April 22 (Bloomberg) -- JPMorgan Chase & Co. advised reducing Russian stock holdings as OAO Gazprom’s proposed dividend cut, falling oil prices and “policy stasis” in President Vladimir Putin’s government overshadow low valuations.
Russia was cut to underweight from neutral, Adrian Mowat, JPMorgan’s chief Asia and emerging-market strategist, wrote in a report dated April 20. The nation’s stock market, the biggest consensus overweight position among emerging-market fund managers, is vulnerable to foreign outflows, Mowat said.
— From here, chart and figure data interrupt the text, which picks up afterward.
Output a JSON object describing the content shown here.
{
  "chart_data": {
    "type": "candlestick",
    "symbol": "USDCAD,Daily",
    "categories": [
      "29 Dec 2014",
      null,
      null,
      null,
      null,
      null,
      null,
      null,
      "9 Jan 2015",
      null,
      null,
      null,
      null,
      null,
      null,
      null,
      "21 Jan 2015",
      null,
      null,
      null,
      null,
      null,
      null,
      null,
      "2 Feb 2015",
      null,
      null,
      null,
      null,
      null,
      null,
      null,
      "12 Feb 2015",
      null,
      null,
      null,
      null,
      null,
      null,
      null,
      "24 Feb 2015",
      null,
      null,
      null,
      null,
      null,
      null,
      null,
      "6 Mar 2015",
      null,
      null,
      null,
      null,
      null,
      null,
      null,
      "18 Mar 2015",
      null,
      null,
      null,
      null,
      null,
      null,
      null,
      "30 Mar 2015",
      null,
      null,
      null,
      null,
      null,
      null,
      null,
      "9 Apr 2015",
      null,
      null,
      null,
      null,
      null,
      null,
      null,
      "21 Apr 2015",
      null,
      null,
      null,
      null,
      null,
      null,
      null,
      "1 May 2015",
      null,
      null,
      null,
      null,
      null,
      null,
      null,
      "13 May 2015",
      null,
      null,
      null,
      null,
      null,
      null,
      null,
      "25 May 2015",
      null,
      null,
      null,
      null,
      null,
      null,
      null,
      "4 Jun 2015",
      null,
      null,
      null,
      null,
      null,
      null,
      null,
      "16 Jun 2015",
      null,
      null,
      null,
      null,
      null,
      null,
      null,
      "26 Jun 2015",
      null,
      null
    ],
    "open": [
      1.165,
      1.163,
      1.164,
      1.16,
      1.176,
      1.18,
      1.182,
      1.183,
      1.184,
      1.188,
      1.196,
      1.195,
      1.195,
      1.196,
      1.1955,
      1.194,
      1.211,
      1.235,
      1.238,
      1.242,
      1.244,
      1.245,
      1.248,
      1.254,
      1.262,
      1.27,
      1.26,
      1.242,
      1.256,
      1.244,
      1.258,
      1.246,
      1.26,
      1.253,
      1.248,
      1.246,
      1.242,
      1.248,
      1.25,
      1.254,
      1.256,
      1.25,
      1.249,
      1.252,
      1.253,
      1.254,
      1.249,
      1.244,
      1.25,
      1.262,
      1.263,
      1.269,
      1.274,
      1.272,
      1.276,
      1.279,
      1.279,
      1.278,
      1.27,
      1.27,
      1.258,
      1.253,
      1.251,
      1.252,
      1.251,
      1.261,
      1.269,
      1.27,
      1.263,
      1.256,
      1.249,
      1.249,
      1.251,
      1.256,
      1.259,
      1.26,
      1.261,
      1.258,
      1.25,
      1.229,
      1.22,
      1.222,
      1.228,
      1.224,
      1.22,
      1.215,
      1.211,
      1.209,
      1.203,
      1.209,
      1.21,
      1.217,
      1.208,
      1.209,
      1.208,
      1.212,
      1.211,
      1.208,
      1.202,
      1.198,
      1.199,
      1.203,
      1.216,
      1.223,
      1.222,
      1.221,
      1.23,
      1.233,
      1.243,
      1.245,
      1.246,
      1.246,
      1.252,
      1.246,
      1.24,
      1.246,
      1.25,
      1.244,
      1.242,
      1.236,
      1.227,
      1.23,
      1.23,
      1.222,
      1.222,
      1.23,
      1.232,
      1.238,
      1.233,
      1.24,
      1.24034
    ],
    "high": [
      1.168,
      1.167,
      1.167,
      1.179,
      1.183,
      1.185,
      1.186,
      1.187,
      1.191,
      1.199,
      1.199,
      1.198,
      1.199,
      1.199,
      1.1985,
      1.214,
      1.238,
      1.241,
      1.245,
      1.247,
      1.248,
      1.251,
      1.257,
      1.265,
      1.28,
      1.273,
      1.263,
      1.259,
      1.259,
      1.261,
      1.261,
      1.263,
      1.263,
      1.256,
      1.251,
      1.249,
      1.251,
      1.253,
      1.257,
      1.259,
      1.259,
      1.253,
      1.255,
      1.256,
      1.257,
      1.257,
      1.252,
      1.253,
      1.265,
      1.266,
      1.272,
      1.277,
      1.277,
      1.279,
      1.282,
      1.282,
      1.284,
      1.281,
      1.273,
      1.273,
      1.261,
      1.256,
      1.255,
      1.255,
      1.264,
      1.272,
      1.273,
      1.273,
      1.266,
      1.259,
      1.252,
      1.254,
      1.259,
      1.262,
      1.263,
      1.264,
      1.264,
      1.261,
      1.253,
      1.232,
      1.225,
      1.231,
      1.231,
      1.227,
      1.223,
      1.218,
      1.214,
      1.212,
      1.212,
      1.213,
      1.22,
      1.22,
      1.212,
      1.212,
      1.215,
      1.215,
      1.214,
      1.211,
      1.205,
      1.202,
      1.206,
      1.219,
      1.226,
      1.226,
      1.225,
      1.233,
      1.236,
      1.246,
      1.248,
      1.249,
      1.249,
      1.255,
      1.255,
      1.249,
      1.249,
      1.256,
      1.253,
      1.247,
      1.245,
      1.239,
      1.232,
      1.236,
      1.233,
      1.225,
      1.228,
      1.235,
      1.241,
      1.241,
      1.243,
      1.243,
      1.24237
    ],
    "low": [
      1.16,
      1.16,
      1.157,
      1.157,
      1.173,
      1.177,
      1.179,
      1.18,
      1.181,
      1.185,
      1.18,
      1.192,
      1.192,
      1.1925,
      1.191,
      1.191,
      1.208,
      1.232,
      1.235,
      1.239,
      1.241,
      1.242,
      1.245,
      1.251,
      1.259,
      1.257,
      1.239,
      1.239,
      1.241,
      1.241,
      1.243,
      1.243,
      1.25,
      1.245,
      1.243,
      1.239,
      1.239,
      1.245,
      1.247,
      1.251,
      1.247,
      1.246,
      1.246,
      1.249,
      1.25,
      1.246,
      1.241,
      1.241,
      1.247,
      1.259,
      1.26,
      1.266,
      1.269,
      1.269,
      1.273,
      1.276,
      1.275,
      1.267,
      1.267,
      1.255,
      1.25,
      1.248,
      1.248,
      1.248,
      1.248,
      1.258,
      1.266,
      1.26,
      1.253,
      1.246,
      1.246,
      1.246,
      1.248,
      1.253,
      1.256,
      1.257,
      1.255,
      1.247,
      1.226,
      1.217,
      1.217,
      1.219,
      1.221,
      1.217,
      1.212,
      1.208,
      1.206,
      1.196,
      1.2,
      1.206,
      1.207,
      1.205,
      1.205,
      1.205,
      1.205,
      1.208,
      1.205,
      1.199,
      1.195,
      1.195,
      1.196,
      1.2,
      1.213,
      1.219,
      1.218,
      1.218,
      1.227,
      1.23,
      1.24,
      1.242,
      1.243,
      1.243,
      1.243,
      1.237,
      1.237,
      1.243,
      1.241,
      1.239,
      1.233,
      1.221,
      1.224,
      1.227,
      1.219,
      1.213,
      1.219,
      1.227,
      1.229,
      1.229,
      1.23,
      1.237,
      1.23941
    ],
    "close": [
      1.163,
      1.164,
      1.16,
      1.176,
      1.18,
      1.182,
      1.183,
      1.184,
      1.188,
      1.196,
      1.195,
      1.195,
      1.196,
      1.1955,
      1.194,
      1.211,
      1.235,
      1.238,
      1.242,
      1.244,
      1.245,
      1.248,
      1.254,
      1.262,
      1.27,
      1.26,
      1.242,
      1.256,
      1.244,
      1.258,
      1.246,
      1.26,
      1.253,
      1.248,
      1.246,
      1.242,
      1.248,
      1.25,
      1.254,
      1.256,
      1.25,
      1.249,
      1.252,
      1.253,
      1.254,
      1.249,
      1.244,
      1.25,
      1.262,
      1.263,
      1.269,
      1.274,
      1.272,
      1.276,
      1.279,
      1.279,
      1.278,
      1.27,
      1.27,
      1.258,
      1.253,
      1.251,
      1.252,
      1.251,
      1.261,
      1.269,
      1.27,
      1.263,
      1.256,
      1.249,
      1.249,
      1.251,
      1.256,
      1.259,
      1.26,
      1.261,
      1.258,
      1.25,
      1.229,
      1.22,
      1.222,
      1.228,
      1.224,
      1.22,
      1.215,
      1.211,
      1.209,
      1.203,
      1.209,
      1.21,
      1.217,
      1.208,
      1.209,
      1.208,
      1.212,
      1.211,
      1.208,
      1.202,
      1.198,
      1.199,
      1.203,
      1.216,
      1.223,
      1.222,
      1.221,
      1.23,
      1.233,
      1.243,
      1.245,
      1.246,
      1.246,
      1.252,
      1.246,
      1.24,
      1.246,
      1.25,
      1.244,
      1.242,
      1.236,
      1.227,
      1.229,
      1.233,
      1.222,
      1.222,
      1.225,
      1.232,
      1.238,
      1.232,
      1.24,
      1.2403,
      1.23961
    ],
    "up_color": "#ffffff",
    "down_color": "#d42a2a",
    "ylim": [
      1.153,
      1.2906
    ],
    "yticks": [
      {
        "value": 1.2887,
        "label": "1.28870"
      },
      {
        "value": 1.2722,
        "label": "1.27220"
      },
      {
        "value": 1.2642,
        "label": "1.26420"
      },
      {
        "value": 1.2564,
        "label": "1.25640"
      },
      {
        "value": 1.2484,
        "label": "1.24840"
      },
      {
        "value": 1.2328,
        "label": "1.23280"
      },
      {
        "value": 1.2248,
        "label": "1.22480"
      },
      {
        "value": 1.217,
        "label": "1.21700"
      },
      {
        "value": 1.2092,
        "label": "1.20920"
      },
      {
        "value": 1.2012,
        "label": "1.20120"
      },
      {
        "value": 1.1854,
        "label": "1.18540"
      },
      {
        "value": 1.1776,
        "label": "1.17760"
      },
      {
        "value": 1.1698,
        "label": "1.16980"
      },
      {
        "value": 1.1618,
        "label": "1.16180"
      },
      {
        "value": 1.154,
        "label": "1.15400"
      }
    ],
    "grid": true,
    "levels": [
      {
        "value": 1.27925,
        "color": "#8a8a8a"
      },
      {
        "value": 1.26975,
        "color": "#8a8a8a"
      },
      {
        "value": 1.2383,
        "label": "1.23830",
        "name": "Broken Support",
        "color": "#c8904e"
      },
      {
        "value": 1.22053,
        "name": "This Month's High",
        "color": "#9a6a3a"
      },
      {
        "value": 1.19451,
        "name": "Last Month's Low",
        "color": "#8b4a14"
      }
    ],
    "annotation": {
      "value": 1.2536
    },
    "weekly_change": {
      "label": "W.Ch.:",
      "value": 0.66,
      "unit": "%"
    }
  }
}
State-run Gazprom, Russia’s largest company by market value and the stock with the biggest weighting in the MSCI Russia Index, proposed this month reducing its annual dividend by about 33 percent. Mowat said the cut removes the “last and best bull point” for the stock, which tumbled to the lowest level since March 2009 in Moscow trading on April 19. Russia, which depends on oil and gas for about half of government revenue, has made little progress in curbing its budget deficit or improving the nation’s pension system, the strategist said.
“Investors point to low valuations on Russian stocks as a bull case, but they cannot really answer our questions about what improvements they have seen recently in the policy environment or the expectations of future improvements,” Mowat wrote.
The MSCI Russia Index has tumbled 11 percent this year and reached the lowest level since July on April 17. The gauge is valued at 4.9 times estimated 12-month earnings, versus 10 times for the MSCI Emerging Markets Index, according to data compiled by Bloomberg. Gazprom, Russia’s natural-gas export monopoly, trades for 2.7 times projected 2013 profits after the stock retreated 16 percent this year.
The Micex Index rose for a second day, adding 0.8 percent to 1,349.34 as of 10:43 a.m. in Moscow. Gazprom snapped five days of declines, increasing 0.6 percent to 120.97 rubles.
Brent crude futures gained 0.3 percent today, rising for a third day from the lowest close since July. Prices have fallen 9.1 percent this month amid concern a slowing global economy will hurt fuel demand.